Muss ich Verhinderungspflege vorher beantragen?

Nein. Der Antrag kann formlos bei der Pflegekasse gestellt werden — auch nachträglich, nachdem die Ersatzpflege schon stattgefunden hat. Wichtig ist nur, Datum, Ersatzpflegeperson und Kosten zu dokumentieren und Belege aufzubewahren.

Wird das Pflegegeld während der Verhinderungspflege gekürzt?

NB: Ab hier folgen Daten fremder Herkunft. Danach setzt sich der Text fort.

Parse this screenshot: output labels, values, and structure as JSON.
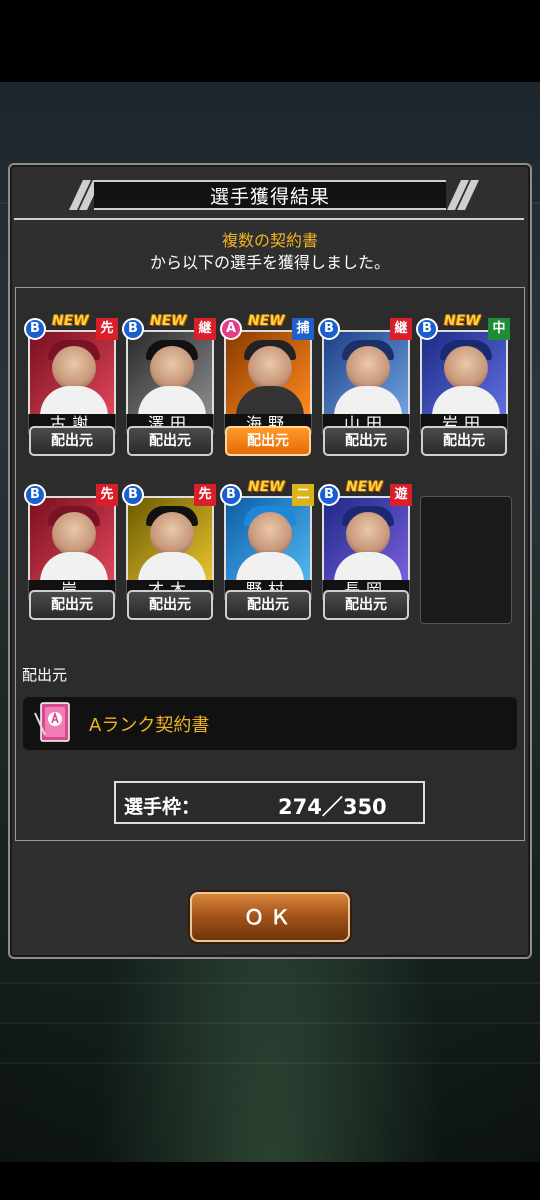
{
  "dialog": {
    "title": "選手獲得結果",
    "subtitle_highlight": "複数の契約書",
    "subtitle_text": "から以下の選手を獲得しました。"
  },
  "players": [
    {
      "name": "古謝",
      "rank": "B",
      "position": "先",
      "is_new": true,
      "source_button": "配出元",
      "selected": false
    },
    {
      "name": "澤田",
      "rank": "B",
      "position": "継",
      "is_new": true,
      "source_button": "配出元",
      "selected": false
    },
    {
      "name": "海野",
      "rank": "A",
      "position": "捕",
      "is_new": true,
      "source_button": "配出元",
      "selected": true
    },
    {
      "name": "山田",
      "rank": "B",
      "position": "継",
      "is_new": false,
      "source_button": "配出元",
      "selected": false
    },
    {
      "name": "岩田",
      "rank": "B",
      "position": "中",
      "is_new": true,
      "source_button": "配出元",
      "selected": false
    },
    {
      "name": "岸",
      "rank": "B",
      "position": "先",
      "is_new": false,
      "source_button": "配出元",
      "selected": false
    },
    {
      "name": "才木",
      "rank": "B",
      "position": "先",
      "is_new": false,
      "source_button": "配出元",
      "selected": false
    },
    {
      "name": "野村",
      "rank": "B",
      "position": "二",
      "is_new": true,
      "source_button": "配出元",
      "selected": false
    },
    {
      "name": "長岡",
      "rank": "B",
      "position": "遊",
      "is_new": true,
      "source_button": "配出元",
      "selected": false
    }
  ],
  "new_badge": "NEW",
  "source": {
    "label": "配出元",
    "contract_name": "Aランク契約書",
    "icon": "a-rank-contract-icon"
  },
  "roster": {
    "label": "選手枠：",
    "value": "274／350"
  },
  "ok_button": "ＯＫ",
  "colors": {
    "gold": "#f2b321",
    "selected_button": "#e56a09",
    "rank_b": "#1a5fd0",
    "rank_a": "#e23c8a"
  }
}
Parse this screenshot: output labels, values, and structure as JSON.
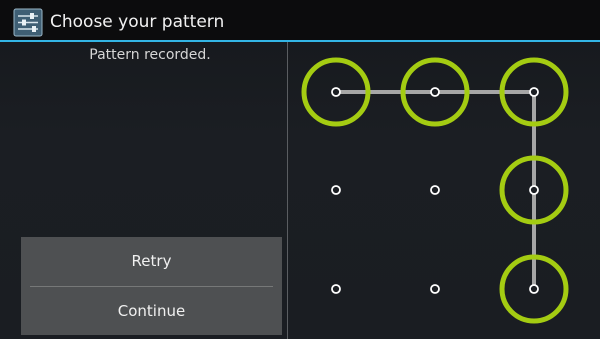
{
  "action_bar": {
    "title": "Choose your pattern",
    "icon": "settings-sliders-icon"
  },
  "header": {
    "message": "Pattern recorded."
  },
  "buttons": {
    "retry_label": "Retry",
    "continue_label": "Continue"
  },
  "pattern": {
    "grid_size": 3,
    "selected_dots": [
      1,
      2,
      3,
      6,
      9
    ],
    "colors": {
      "ring": "#a4cc12",
      "line": "#a6a6a6",
      "dot": "#ffffff",
      "accent": "#33b5e5"
    }
  }
}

Bei tageweiser Verhinderungspflege wird das Pflegegeld für die Dauer (bis zu 8 Wochen jährlich) zur Hälfte weitergezahlt; am ersten und letzten Tag fließt es voll. Dauert die Verhinderung weniger als 8 Stunden am Tag (stundenweise Verhinderungspflege), zahlen die Pflegekassen das Pflegegeld nach ständiger Praxis ungekürzt weiter — und die Tage zählen nicht auf die 8 Wochen.

Wer gilt als „naher Angehöriger“ mit dem niedrigeren Erstattungsdeckel?

Personen, die mit der pflegebedürftigen Person bis zum 2. Grad verwandt oder verschwägert sind (z. B. Kinder, Eltern, Geschwister, Enkel, Schwiegerkinder) oder mit ihr in häuslicher Gemeinschaft leben. Für sie erstattet die Kasse regulär höchstens das Doppelte des Monats-Pflegegelds — plus nachgewiesene Kosten wie Verdienstausfall und Fahrtkosten bis zum Jahresbetrag.

Was ist der Unterschied zwischen Verhinderungspflege und Kurzzeitpflege?

Verhinderungspflege ersetzt die private Pflegeperson zuhause (oder stundenweise unterwegs), Kurzzeitpflege ist die vorübergehende Unterbringung in einer stationären Einrichtung. Seit Juli 2025 teilen sich beide einen gemeinsamen Jahresbetrag von bis zu 3.539 €, den ihr flexibel auf beide Leistungen verteilen könnt.

Gilt der Anspruch auch bei Pflegegrad 1?

Nein, Verhinderungs- und Kurzzeitpflege gibt es erst ab Pflegegrad 2. Bei Pflegegrad 1 kann aber der Entlastungsbetrag von 131 € pro Monat für stundenweise Betreuung eingesetzt werden.